Unfortunately, they never make it off the tarmac. While they’re at the airport, a drunken Jamal drives his luxury sports car off a cliff. He happened to have been distracted at that moment by his mistress trying to murder him while he forced her to fellate him. Needless to say, Jamal is not a very bright guy. He survives the crash, but is badly injured (and possibly castrated).
Barry’s flight is grounded, and the plane’s captain walks to his seat to hand him a phone. “I told you we shouldn’t have come,” Barry expresses in dismay.
Episode Verdict / Grade: B-
‘Tyrant’ has a fascinating premise and setting. The ‘Pilot’ episode has very glossy production values, and sets up some potentially riveting storylines involving Barry’s family obligations. With the president dead and his heir at the very least sidelined, Barry will reluctantly become embroiled in politics that he wants no part of. I suspect that he’ll find himself turning into the tyrant he tried to escape.
The problem with the series, unfortunately, is a lack of compelling lead characters. Barry himself is a cold fish, and spends the entire episode is a state of nearly catatonic shell shock. This makes sense narratively given the character’s background and experiences, but he never lets viewers crack through his shell.

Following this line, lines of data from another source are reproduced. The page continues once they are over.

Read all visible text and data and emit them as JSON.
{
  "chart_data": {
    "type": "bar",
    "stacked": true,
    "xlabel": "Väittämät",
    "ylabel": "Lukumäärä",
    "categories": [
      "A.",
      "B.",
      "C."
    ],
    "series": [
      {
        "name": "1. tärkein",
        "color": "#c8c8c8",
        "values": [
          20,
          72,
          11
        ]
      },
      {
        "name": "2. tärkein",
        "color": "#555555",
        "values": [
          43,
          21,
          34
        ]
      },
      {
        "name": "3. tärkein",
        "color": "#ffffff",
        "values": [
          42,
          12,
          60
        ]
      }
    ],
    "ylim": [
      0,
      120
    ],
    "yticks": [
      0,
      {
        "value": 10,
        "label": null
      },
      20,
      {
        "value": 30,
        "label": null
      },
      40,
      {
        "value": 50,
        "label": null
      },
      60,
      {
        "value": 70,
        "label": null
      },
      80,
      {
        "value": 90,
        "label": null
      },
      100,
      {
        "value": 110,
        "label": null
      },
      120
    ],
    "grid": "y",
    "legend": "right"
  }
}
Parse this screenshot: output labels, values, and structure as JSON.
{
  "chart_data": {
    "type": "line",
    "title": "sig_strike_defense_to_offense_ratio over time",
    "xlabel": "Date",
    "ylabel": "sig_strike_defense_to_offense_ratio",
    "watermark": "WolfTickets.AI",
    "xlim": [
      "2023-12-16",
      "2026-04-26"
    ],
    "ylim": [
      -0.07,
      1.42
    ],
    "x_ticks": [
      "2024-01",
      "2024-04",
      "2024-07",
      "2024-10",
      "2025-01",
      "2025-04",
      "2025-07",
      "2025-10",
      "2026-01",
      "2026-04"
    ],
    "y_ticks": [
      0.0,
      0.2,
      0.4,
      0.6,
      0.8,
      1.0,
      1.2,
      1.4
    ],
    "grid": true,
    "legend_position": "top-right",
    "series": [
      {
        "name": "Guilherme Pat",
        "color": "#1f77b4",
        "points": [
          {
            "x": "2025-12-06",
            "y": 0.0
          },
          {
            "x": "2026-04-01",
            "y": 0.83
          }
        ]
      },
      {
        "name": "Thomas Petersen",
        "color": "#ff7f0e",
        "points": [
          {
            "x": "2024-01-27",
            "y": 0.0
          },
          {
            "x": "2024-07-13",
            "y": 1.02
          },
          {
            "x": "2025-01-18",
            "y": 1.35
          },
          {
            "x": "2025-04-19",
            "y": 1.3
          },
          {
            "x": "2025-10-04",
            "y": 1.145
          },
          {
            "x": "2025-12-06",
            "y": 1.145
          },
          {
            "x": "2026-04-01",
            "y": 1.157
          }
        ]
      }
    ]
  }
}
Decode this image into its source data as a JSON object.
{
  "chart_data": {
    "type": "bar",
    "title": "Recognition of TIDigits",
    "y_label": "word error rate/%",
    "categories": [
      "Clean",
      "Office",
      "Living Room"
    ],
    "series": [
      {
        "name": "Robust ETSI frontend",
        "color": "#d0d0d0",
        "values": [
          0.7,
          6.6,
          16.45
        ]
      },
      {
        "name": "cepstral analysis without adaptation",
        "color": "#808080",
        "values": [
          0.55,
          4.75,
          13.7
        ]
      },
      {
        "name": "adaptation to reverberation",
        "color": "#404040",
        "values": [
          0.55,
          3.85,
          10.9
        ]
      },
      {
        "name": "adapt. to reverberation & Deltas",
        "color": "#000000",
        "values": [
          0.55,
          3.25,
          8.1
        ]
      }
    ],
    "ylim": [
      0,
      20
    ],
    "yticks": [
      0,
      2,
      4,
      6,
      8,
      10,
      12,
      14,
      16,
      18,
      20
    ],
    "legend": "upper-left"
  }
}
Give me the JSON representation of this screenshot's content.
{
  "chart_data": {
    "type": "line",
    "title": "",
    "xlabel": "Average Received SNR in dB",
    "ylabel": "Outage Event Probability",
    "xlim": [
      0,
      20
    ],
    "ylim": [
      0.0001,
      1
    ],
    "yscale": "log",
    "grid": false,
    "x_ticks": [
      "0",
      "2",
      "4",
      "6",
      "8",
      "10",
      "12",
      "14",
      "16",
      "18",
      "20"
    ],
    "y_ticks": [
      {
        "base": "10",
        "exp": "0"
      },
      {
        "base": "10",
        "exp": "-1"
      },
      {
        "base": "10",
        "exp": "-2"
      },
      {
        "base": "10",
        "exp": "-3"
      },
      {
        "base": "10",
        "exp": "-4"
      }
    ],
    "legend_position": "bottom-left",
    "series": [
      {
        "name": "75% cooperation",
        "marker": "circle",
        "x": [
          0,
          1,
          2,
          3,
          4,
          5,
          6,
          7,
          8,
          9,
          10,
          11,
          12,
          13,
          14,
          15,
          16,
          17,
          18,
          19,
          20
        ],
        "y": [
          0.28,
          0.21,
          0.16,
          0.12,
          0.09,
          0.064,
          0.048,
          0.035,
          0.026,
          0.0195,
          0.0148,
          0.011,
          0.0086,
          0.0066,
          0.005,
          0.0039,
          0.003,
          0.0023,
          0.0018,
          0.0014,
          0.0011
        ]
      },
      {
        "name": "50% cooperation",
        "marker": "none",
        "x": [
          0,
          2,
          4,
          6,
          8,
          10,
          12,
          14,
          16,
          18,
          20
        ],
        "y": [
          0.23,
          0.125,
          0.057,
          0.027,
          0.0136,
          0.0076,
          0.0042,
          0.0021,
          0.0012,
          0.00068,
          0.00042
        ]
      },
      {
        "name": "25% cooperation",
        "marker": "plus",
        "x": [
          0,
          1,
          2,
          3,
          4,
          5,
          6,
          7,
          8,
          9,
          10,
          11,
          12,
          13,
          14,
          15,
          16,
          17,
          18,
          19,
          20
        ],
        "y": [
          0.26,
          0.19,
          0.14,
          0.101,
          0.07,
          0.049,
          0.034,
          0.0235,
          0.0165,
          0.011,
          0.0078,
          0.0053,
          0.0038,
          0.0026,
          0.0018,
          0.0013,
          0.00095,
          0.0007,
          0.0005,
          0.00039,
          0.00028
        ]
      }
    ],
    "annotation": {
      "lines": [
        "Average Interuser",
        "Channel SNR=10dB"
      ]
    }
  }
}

His wife Molly is… well, she’s an annoying idiot who is completely incapable of taking a hint about anything. She’s been married to this guy for 19 years, yet can’t see that he’s absolutely terrified at the prospect of visiting his family again? This is just a very badly written character.
Likewise, gay son Sammy thinks it’s a brilliant idea to go to an Islamic Middle Eastern country and flirt with a boy his own age in a steam room. Yeah, I get that teenagers are morons, but did the show’s writers really need to saddle Barry with a dipshit teenage son just for the sake of manufacturing some soap opera drama?
Can problems like this be overcome? I hope so. I think the show has potential, but I will need to reserve final judgment until I see how it develops over the next few episodes.